One, June is the cheapest summer month by a margin that matters. Hotels and flights cost 30-50% less than July. The savings are real and they buy you a longer trip or a nicer place to sleep.

Two, the weather is uneven and that is fine. Accept that Shanghai will be damp and Guilin will be humid. Pick destinations that match June conditions. Yunnan is perfect. Ili is at peak. Beijing is pleasant. You do not need perfect weather everywhere. You need the right destinations for the right month.

Three, graduation travel is a cultural event hiding in plain sight. It shapes the atmosphere in certain cities during late June. It fills hostels with young Chinese travelers who might be the most interesting people you meet on your trip.

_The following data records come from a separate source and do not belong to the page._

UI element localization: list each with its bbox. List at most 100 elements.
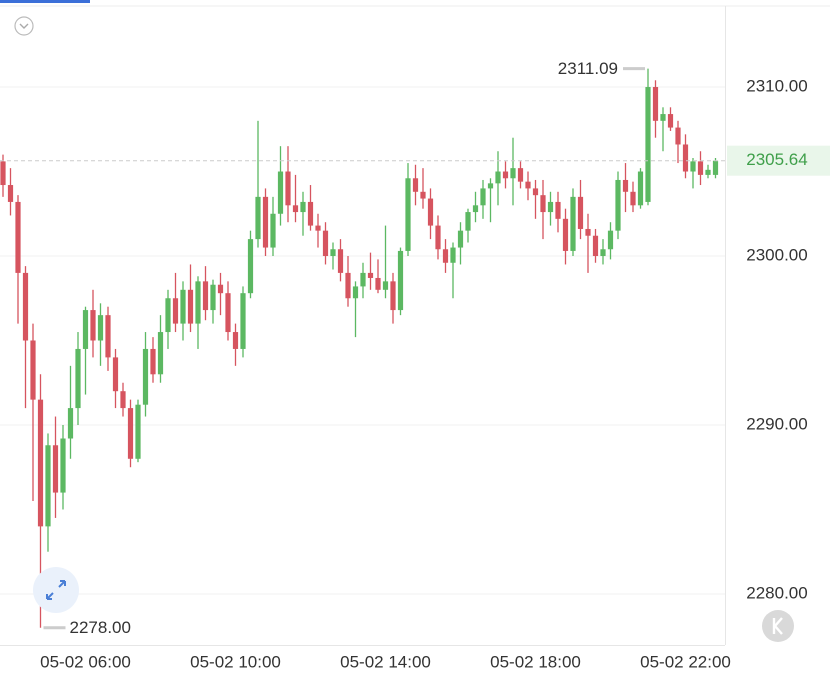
candle-body [442,249,449,263]
candle-body [270,213,276,248]
candle-body [285,171,291,206]
candle-body [45,445,51,527]
candle-body [375,277,381,290]
candle-body [195,281,201,324]
candle-body [607,230,614,250]
candle-body [0,161,6,186]
candle-body [555,201,561,219]
candle-body [180,289,186,324]
candle-body [600,249,606,257]
candle-body [450,247,456,263]
candle-body [495,171,501,184]
x-tick-label: 05-02 14:00 [340,652,431,671]
candle-body [457,230,464,248]
candle-body [52,445,59,493]
candle-body [142,348,149,405]
candle-body [570,196,576,251]
candle-body [67,408,74,439]
candle-body [517,168,524,182]
high-label: 2311.09 [558,59,618,78]
candle-body [397,250,404,311]
candle-body [712,160,719,175]
expand-button[interactable] [33,567,79,613]
candle-body [345,272,351,299]
candle-body [690,161,696,172]
candle-body [105,315,111,358]
candle-body [705,169,711,175]
y-tick-label: 2280.00 [746,583,807,602]
candle-body [667,114,674,128]
candle-body [480,188,486,206]
candle-body [577,196,584,229]
candle-body [405,178,411,251]
candle-body [127,408,134,459]
candle-body [30,340,36,400]
expand-icon [46,580,66,600]
candle-body [487,183,494,189]
k-button[interactable] [762,610,794,642]
top-tab-indicator [0,0,90,3]
candle-body [427,198,434,226]
low-label: 2278.00 [70,618,131,637]
candle-body [697,161,704,175]
collapse-chevron [19,23,29,29]
x-tick-label: 05-02 22:00 [640,652,731,671]
candle-body [540,195,546,213]
candle-body [337,249,344,273]
collapse-button[interactable] [14,16,34,36]
candle-body [472,205,479,213]
candle-body [547,201,554,213]
candle-body [255,196,261,240]
candle-body [292,205,299,213]
x-tick-label: 05-02 06:00 [40,652,131,671]
candle-body [300,201,306,213]
candle-body [615,179,621,231]
candle-body [322,230,329,257]
candle-body [435,225,441,250]
candle-body [420,191,426,199]
y-tick-label: 2300.00 [746,245,807,264]
last-price-label: 2305.64 [746,150,807,169]
candle-body [202,281,209,311]
candle-body [562,218,569,251]
candle-body [135,404,141,459]
candle-body [675,127,681,145]
candle-body [307,201,314,226]
candle-body [225,293,231,333]
candle-body [22,272,29,341]
candle-body [315,225,321,231]
candle-body [592,235,599,257]
y-tick-label: 2310.00 [746,77,807,96]
candle-body [120,391,126,409]
candle-body [165,298,171,333]
candle-body [232,332,239,349]
candle-body [247,239,254,294]
candle-body [660,114,666,121]
candle-body [637,171,644,206]
candle-body [412,178,419,192]
candle-body [367,272,374,278]
x-tick-label: 05-02 18:00 [490,652,581,671]
candle-body [157,332,164,375]
x-tick-label: 05-02 10:00 [190,652,281,671]
candle-body [510,168,516,179]
candle-body [622,179,629,192]
candle-body [75,348,81,409]
candle-body [15,201,21,273]
candle-body [630,191,636,206]
y-tick-label: 2290.00 [746,414,807,433]
candle-body [112,357,119,392]
k-icon [772,617,783,635]
candle-body [97,315,104,341]
candle-body [652,87,659,121]
candle-body [7,185,14,202]
last-price-box [727,145,830,176]
candle-body [682,144,689,172]
candle-body [645,87,651,202]
candle-body [277,171,284,214]
candle-body [502,171,509,179]
candle-body [465,212,471,231]
candle-body [187,289,194,324]
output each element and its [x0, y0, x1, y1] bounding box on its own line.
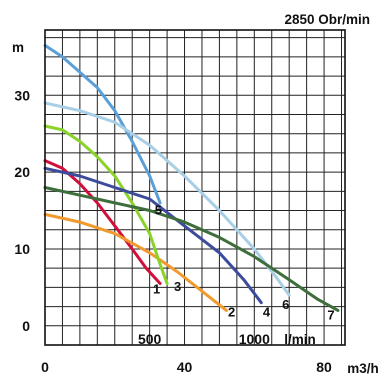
series-line-1	[43, 159, 162, 285]
series-label-3: 3	[174, 279, 181, 294]
x-tick-labels-lpm: 500 1000	[138, 331, 270, 347]
x-tick-label-lpm: 1000	[239, 331, 270, 347]
chart-grid	[45, 30, 345, 345]
series-label-1: 1	[153, 282, 160, 297]
chart-frame	[44, 29, 346, 346]
y-tick-label: 0	[22, 318, 30, 334]
y-tick-label: 10	[14, 241, 30, 257]
y-tick-labels: 0 10 20 30	[14, 87, 30, 333]
y-tick-label: 20	[14, 164, 30, 180]
series-label-7: 7	[327, 308, 334, 323]
x-tick-label-m3h: 40	[177, 359, 193, 375]
x-tick-labels-m3h: 0 40 80	[41, 359, 332, 375]
x-tick-label-m3h: 0	[41, 359, 49, 375]
y-tick-label: 30	[14, 87, 30, 103]
series-label-6: 6	[282, 297, 289, 312]
series-line-7	[43, 186, 340, 312]
x-axis-label-lpm: l/min	[284, 332, 316, 347]
x-tick-label-lpm: 500	[138, 331, 162, 347]
series-line-3	[43, 124, 169, 285]
chart-title: 2850 Obr/min	[284, 12, 370, 27]
series-label-4: 4	[263, 305, 271, 320]
series-labels: 1 2 3 4 5 6 7	[153, 202, 335, 322]
series-label-2: 2	[228, 305, 235, 320]
series-line-2	[43, 212, 228, 312]
series-line-5	[43, 43, 162, 205]
x-tick-label-m3h: 80	[316, 359, 332, 375]
x-axis-label-m3h: m3/h	[347, 361, 379, 376]
series-label-5: 5	[155, 202, 162, 217]
series-line-4	[43, 166, 263, 305]
y-axis-label: m	[12, 40, 24, 55]
chart-series-group	[43, 43, 340, 312]
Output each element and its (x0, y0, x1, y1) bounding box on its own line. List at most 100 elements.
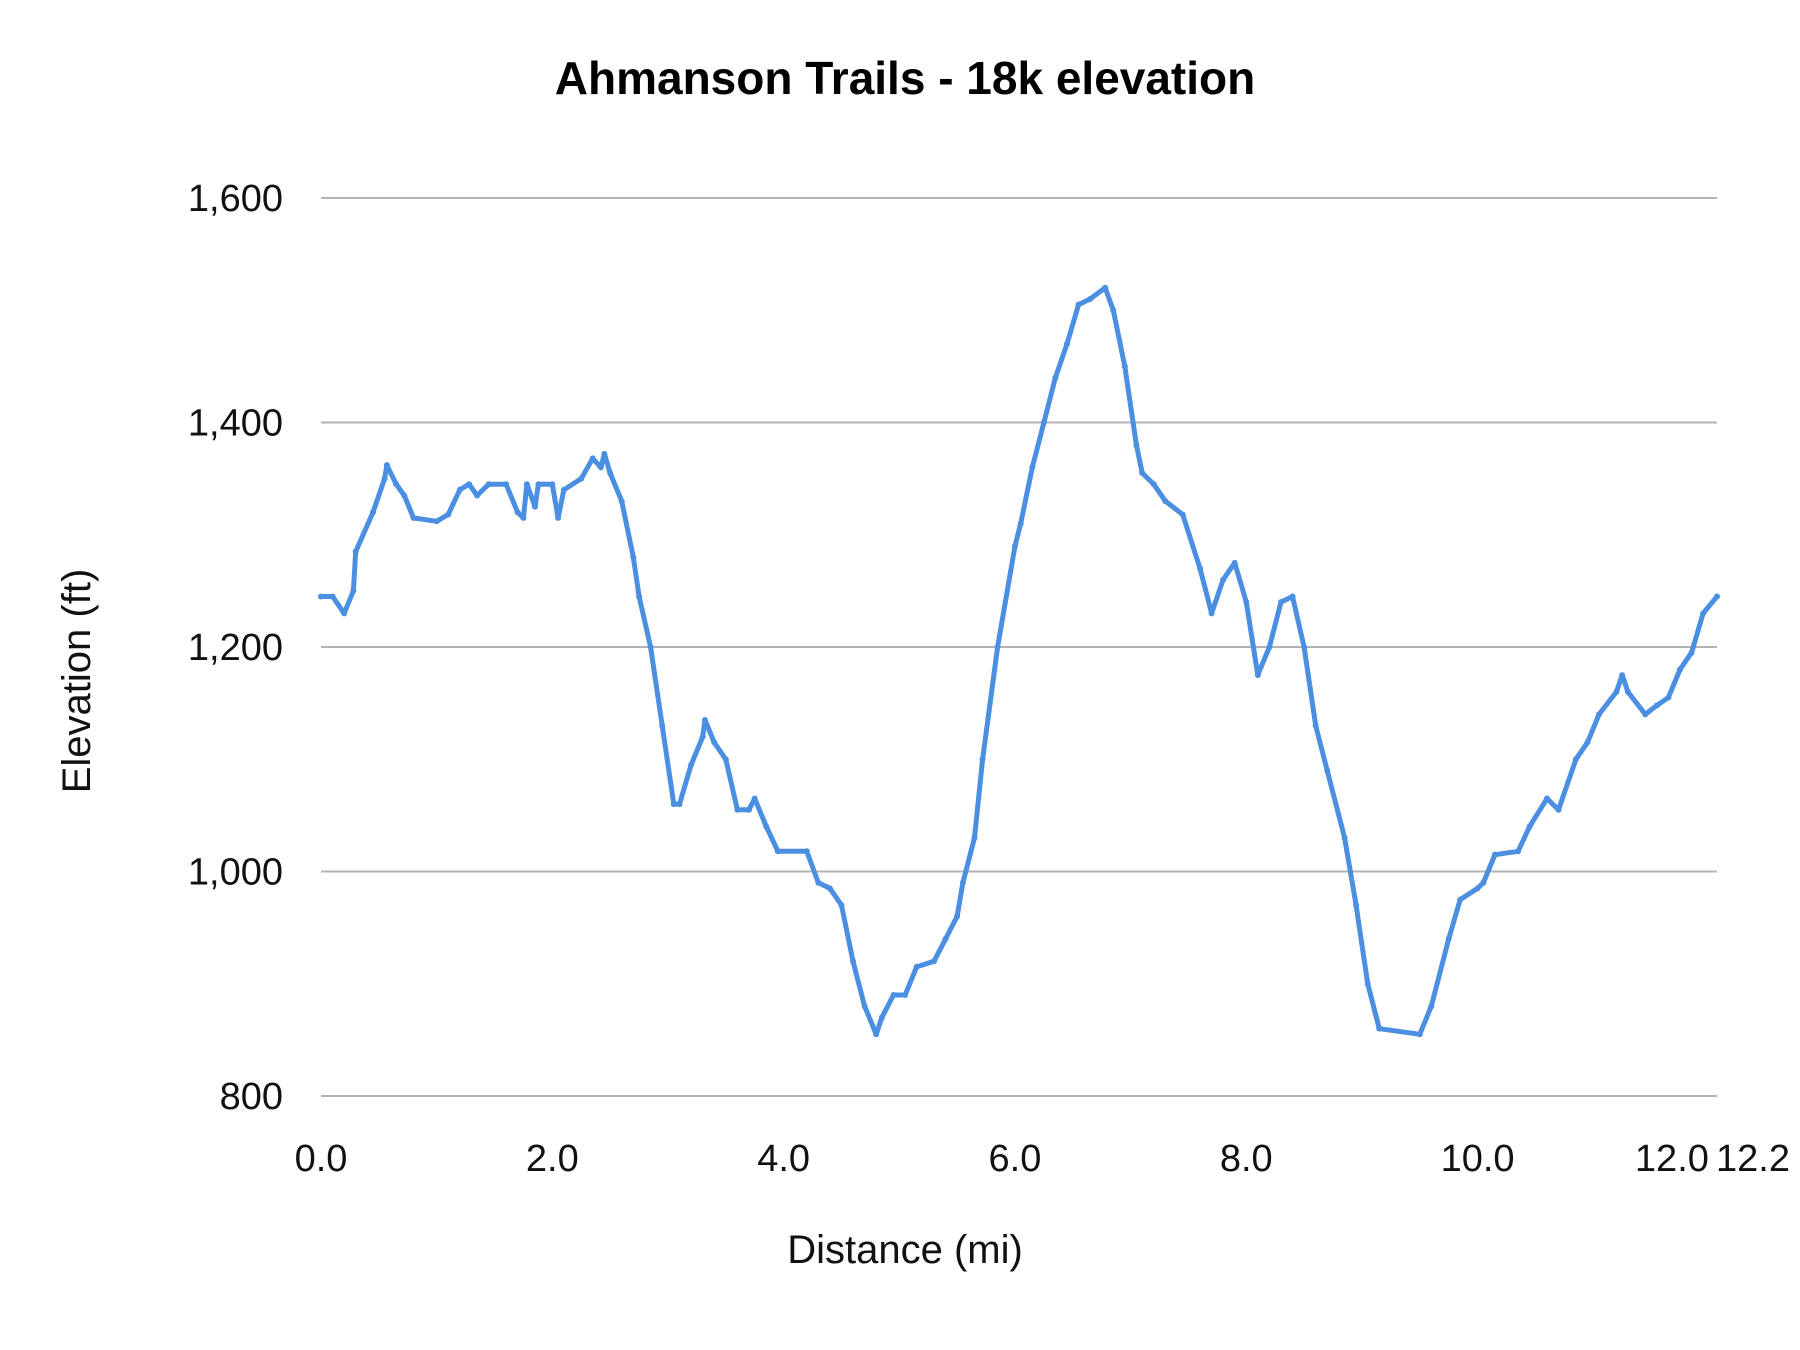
data-point (1017, 520, 1024, 527)
data-point (1474, 885, 1481, 892)
data-point (688, 761, 695, 768)
data-point (1277, 599, 1284, 606)
data-point (1179, 511, 1186, 518)
data-point (560, 486, 567, 493)
data-point (1052, 374, 1059, 381)
y-tick-labels: 800 1,000 1,200 1,400 1,600 (188, 178, 283, 1118)
data-point (1075, 301, 1082, 308)
data-point (520, 514, 527, 521)
data-point (1029, 464, 1036, 471)
data-point (873, 1031, 880, 1038)
data-point (1572, 756, 1579, 763)
data-point (711, 739, 718, 746)
x-tick-label: 0.0 (295, 1138, 348, 1180)
data-point (383, 462, 390, 469)
data-point (959, 879, 966, 886)
data-point (1254, 672, 1261, 679)
x-tick-label: 10.0 (1441, 1138, 1515, 1180)
chart-title: Ahmanson Trails - 18k elevation (555, 52, 1255, 104)
data-point (838, 902, 845, 909)
data-point (381, 475, 388, 482)
data-point (647, 644, 654, 650)
data-point (1480, 879, 1487, 886)
data-point (341, 610, 348, 617)
data-point (1555, 806, 1562, 813)
data-point (630, 554, 637, 561)
data-point (1324, 767, 1331, 774)
data-point (850, 958, 857, 965)
data-point (1087, 296, 1094, 303)
data-point (1353, 902, 1360, 909)
data-point (722, 756, 729, 763)
data-point (803, 848, 810, 855)
data-point (601, 450, 608, 457)
data-point (1416, 1031, 1423, 1038)
x-tick-label: 4.0 (757, 1138, 810, 1180)
data-point (1139, 470, 1146, 477)
data-point (1162, 498, 1169, 505)
x-tick-labels: 0.0 2.0 4.0 6.0 8.0 10.0 12.0 12.2 (295, 1138, 1790, 1180)
data-point (815, 879, 822, 886)
data-point (1040, 419, 1047, 426)
data-point (994, 644, 1001, 650)
data-point (597, 464, 604, 471)
data-point (1653, 702, 1660, 709)
x-tick-label: 8.0 (1220, 1138, 1273, 1180)
data-point (1491, 851, 1498, 858)
data-point (1231, 559, 1238, 566)
data-point (514, 509, 521, 516)
data-point (734, 806, 741, 813)
data-point (555, 514, 562, 521)
x-tick-label: 12.0 (1635, 1138, 1709, 1180)
data-point (531, 503, 538, 510)
data-point (1102, 284, 1109, 291)
data-point (535, 481, 542, 488)
data-point (523, 481, 530, 488)
data-point (433, 518, 440, 525)
data-point (1445, 935, 1452, 942)
data-point (774, 848, 781, 855)
data-point (329, 593, 336, 600)
data-point (1289, 593, 1296, 600)
data-point (607, 470, 614, 477)
data-point (826, 885, 833, 892)
data-point (954, 913, 961, 920)
data-point (1688, 649, 1695, 656)
data-point (1011, 542, 1018, 549)
data-point (1676, 666, 1683, 673)
data-point (1312, 722, 1319, 729)
data-point (676, 801, 683, 808)
data-point (1457, 896, 1464, 903)
data-point (930, 958, 937, 965)
data-point (589, 455, 596, 462)
data-point (1700, 610, 1707, 617)
data-point (1642, 711, 1649, 718)
y-tick-label: 1,600 (188, 178, 283, 220)
data-point (503, 481, 510, 488)
data-point (1133, 441, 1140, 448)
data-point (456, 486, 463, 493)
data-point (1714, 593, 1720, 600)
y-tick-label: 1,400 (188, 403, 283, 445)
data-point (1526, 823, 1533, 830)
data-point (878, 1014, 885, 1021)
data-point (466, 481, 473, 488)
data-point (745, 806, 752, 813)
data-point (861, 1003, 868, 1010)
data-point (636, 593, 643, 600)
data-point (1197, 565, 1204, 572)
data-point (1063, 340, 1070, 347)
data-point (670, 801, 677, 808)
data-point (1624, 688, 1631, 695)
data-point (1376, 1025, 1383, 1032)
data-point (352, 548, 359, 555)
data-point (1341, 834, 1348, 841)
data-point (1220, 576, 1227, 583)
data-point (1364, 980, 1371, 987)
data-point (751, 795, 758, 802)
data-point (659, 722, 666, 729)
data-point (1243, 599, 1250, 606)
y-tick-label: 1,200 (188, 627, 283, 669)
x-tick-label: 12.2 (1716, 1138, 1790, 1180)
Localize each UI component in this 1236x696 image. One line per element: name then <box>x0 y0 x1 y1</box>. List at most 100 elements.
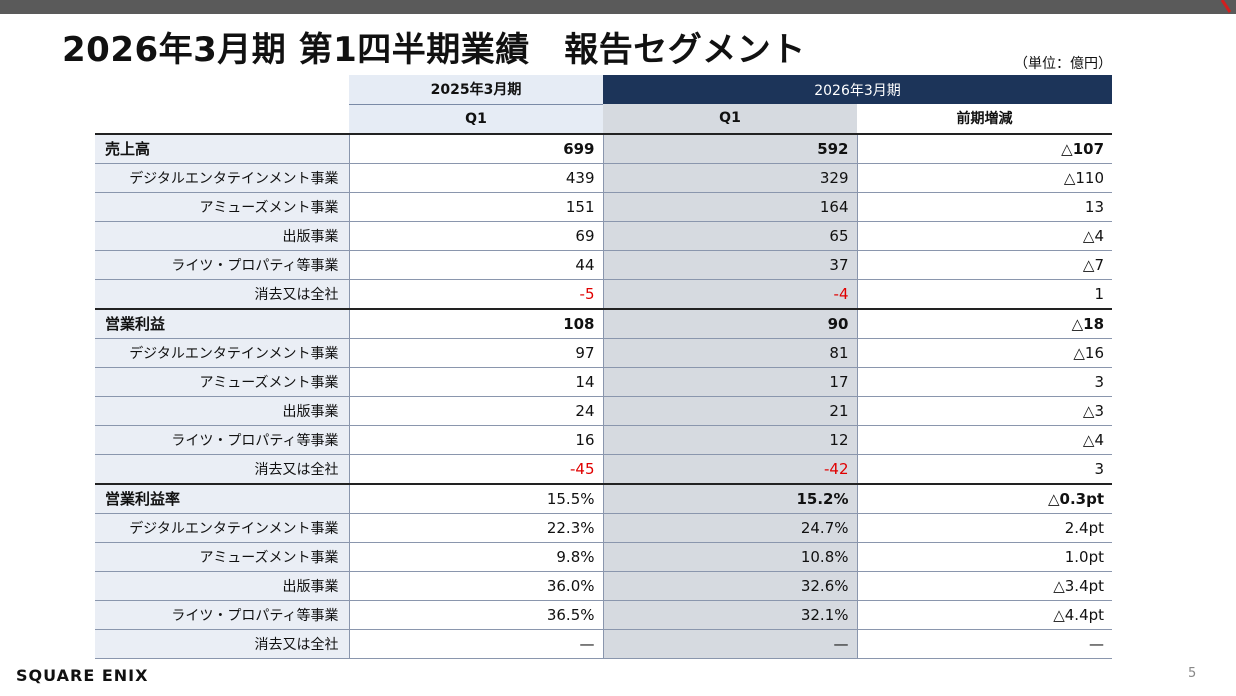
row-label: 消去又は全社 <box>95 629 349 659</box>
value-diff: △18 <box>856 308 1113 339</box>
value-cur: 32.1% <box>602 600 857 630</box>
table-row: 出版事業 24 21 △3 <box>95 396 1113 426</box>
row-label: 営業利益率 <box>95 483 349 514</box>
value-cur: 329 <box>602 163 857 193</box>
value-prev: 16 <box>348 425 603 455</box>
unit-note: （単位：億円） <box>1014 56 1112 72</box>
value-prev: 97 <box>348 338 603 368</box>
value-cur: 37 <box>602 250 857 280</box>
value-cur: 15.2% <box>602 483 857 514</box>
table-row: 営業利益 108 90 △18 <box>95 308 1113 339</box>
value-diff: 1 <box>856 279 1113 310</box>
table-row: 出版事業 69 65 △4 <box>95 221 1113 251</box>
row-label: 出版事業 <box>95 571 349 601</box>
value-prev: 108 <box>348 308 603 339</box>
row-label: 出版事業 <box>95 396 349 426</box>
table-body: 売上高 699 592 △107 デジタルエンタテインメント事業 439 329 △110 アミ… <box>95 133 1113 659</box>
value-cur: -42 <box>602 454 857 485</box>
value-prev: 151 <box>348 192 603 222</box>
row-label: 出版事業 <box>95 221 349 251</box>
table-row: 売上高 699 592 △107 <box>95 133 1113 164</box>
value-prev: 36.0% <box>348 571 603 601</box>
row-label: デジタルエンタテインメント事業 <box>95 163 349 193</box>
row-label: デジタルエンタテインメント事業 <box>95 338 349 368</box>
value-cur: 90 <box>602 308 857 339</box>
row-label: アミューズメント事業 <box>95 542 349 572</box>
page-title: 2026年3月期 第1四半期業績 報告セグメント <box>62 30 806 70</box>
header-fy-prev: 2025年3月期 <box>349 75 603 105</box>
value-prev: 439 <box>348 163 603 193</box>
value-diff: △7 <box>856 250 1113 280</box>
square-enix-logo: SQUARE ENIX <box>16 666 149 685</box>
value-cur: 10.8% <box>602 542 857 572</box>
row-label: デジタルエンタテインメント事業 <box>95 513 349 543</box>
top-bar <box>0 0 1236 14</box>
value-diff: △107 <box>856 133 1113 164</box>
header-blank <box>95 104 349 135</box>
table-row: ライツ・プロパティ等事業 36.5% 32.1% △4.4pt <box>95 600 1113 630</box>
table-row: 消去又は全社 -45 -42 3 <box>95 454 1113 485</box>
segment-table: 2025年3月期 2026年3月期 Q1 Q1 前期増減 売上高 699 592 △1… <box>95 75 1113 659</box>
row-label: アミューズメント事業 <box>95 192 349 222</box>
row-label: アミューズメント事業 <box>95 367 349 397</box>
header-q1-cur: Q1 <box>603 104 857 135</box>
value-cur: 32.6% <box>602 571 857 601</box>
value-prev: 69 <box>348 221 603 251</box>
value-prev: 9.8% <box>348 542 603 572</box>
value-diff: △4.4pt <box>856 600 1113 630</box>
value-diff: △110 <box>856 163 1113 193</box>
value-prev: — <box>348 629 603 659</box>
value-prev: 22.3% <box>348 513 603 543</box>
value-prev: 15.5% <box>348 483 603 514</box>
value-cur: — <box>602 629 857 659</box>
value-diff: 1.0pt <box>856 542 1113 572</box>
value-diff: △4 <box>856 425 1113 455</box>
value-cur: 65 <box>602 221 857 251</box>
table-row: 消去又は全社 -5 -4 1 <box>95 279 1113 310</box>
header-fy-cur: 2026年3月期 <box>603 75 1113 104</box>
table-row: ライツ・プロパティ等事業 44 37 △7 <box>95 250 1113 280</box>
row-label: ライツ・プロパティ等事業 <box>95 250 349 280</box>
value-prev: -45 <box>348 454 603 485</box>
value-diff: △3 <box>856 396 1113 426</box>
table-row: デジタルエンタテインメント事業 97 81 △16 <box>95 338 1113 368</box>
table-row: アミューズメント事業 14 17 3 <box>95 367 1113 397</box>
value-diff: 3 <box>856 367 1113 397</box>
header-row-fiscal-year: 2025年3月期 2026年3月期 <box>95 75 1113 105</box>
table-row: 消去又は全社 — — — <box>95 629 1113 659</box>
value-prev: 699 <box>348 133 603 164</box>
value-cur: 592 <box>602 133 857 164</box>
header-row-quarter: Q1 Q1 前期増減 <box>95 104 1113 135</box>
table-row: デジタルエンタテインメント事業 22.3% 24.7% 2.4pt <box>95 513 1113 543</box>
value-cur: 17 <box>602 367 857 397</box>
row-label: 消去又は全社 <box>95 454 349 485</box>
value-diff: △16 <box>856 338 1113 368</box>
table-row: アミューズメント事業 9.8% 10.8% 1.0pt <box>95 542 1113 572</box>
row-label: ライツ・プロパティ等事業 <box>95 600 349 630</box>
value-prev: 44 <box>348 250 603 280</box>
value-diff: 13 <box>856 192 1113 222</box>
value-cur: 12 <box>602 425 857 455</box>
value-diff: △0.3pt <box>856 483 1113 514</box>
value-diff: △4 <box>856 221 1113 251</box>
value-prev: 36.5% <box>348 600 603 630</box>
value-diff: — <box>856 629 1113 659</box>
table-row: アミューズメント事業 151 164 13 <box>95 192 1113 222</box>
value-cur: 24.7% <box>602 513 857 543</box>
value-diff: △3.4pt <box>856 571 1113 601</box>
header-q1-prev: Q1 <box>349 104 603 135</box>
value-cur: 164 <box>602 192 857 222</box>
row-label: 消去又は全社 <box>95 279 349 310</box>
corner-accent <box>1220 0 1232 13</box>
value-prev: 14 <box>348 367 603 397</box>
value-prev: 24 <box>348 396 603 426</box>
table-row: 出版事業 36.0% 32.6% △3.4pt <box>95 571 1113 601</box>
table-row: ライツ・プロパティ等事業 16 12 △4 <box>95 425 1113 455</box>
row-label: ライツ・プロパティ等事業 <box>95 425 349 455</box>
page-number: 5 <box>1188 666 1197 681</box>
row-label: 営業利益 <box>95 308 349 339</box>
row-label: 売上高 <box>95 133 349 164</box>
table-row: デジタルエンタテインメント事業 439 329 △110 <box>95 163 1113 193</box>
header-empty <box>95 75 349 104</box>
value-cur: -4 <box>602 279 857 310</box>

And it costs nothing to observe or join.

Four, the Dragon Boat Festival in 2026 falls on June 19-21. Find a river, watch a race, eat a zongzi. It is the kind of cultural experience that happens whether you plan for it or not, and planning for it makes it better.

June is China’s travel sweet spot. The standard advice says spring and autumn. The standard advice is not wrong. But it leaves out the month that gives you green mountains, empty sections of the Great Wall, wildflower meadows, flooded rice terraces, and a graduation travel culture that no English guidebook covers. All for less money than the same trip four weeks later.

June is not the second-best month to visit China. For a certain kind of traveler, it is the best one.